2008-01-30 Thread Les Fletcher
Are specifying the joins more optimal than using a multiple from and a 
where clause when doing an inner join?


SELECT tbl1.*,tb2.* FROM tbl1, tbl2 WHERE tbl1.col1=tbl2.col2;

vs.

SELECT tbl1.*,tb2.* FROM tbl1 JOIN tbl2 ON tbl1.col1=tbl2.col2;

vs.

SELECT tbl1.*,tb2.* FROM tbl2 JOIN tbl1 ON tbl1.col1=tbl2.col2;

Does switching up the on from and the join change the driving table?

Les


Jerry Schwartz wrote:

-Original Message-
From: Paul DuBois [mailto:[EMAIL PROTECTED]
Sent: Wednesday, January 30, 2008 11:50 AM
To: Jerry Schwartz; mysql@lists.mysql.com
Subject: Re: ON vs.
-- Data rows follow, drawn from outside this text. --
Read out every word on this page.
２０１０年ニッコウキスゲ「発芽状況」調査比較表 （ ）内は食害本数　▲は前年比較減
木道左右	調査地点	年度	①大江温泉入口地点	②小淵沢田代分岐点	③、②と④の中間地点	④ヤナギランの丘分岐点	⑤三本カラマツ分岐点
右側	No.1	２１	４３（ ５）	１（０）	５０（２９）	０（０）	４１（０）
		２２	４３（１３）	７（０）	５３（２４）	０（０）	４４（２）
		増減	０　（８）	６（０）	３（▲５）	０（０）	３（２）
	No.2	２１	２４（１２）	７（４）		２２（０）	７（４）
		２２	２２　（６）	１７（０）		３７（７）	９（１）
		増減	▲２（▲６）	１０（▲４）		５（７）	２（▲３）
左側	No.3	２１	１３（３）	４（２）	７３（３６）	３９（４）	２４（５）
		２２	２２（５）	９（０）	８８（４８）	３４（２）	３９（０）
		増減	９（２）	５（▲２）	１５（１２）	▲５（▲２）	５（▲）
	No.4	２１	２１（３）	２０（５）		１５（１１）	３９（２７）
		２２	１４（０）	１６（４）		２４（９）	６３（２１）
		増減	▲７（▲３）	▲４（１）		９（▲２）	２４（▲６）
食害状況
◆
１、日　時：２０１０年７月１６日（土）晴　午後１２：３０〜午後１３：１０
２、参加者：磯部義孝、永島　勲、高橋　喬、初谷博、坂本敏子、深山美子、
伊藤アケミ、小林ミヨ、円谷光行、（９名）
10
WHERE

At 11:46 AM -0500 1/30/08, Jerry Schwartz wrote:


The documentation says (I think) that you should not use an ON join
condition when you can use a WHERE, but I'm pretty sure someone from
MySQL.com posted a message suggesting the opposite.
  

The manual says this:

"The ON conditional is any conditional expression of the form that
can be used in a WHERE clause. Generally, you should use the ON
clause for conditions that specify how to join tables, and the WHERE
clause to restrict which rows you want in the result set."


[JS] Thanks for that. I don't know where I read the opposite. Perhaps I was
passing a brain-stone.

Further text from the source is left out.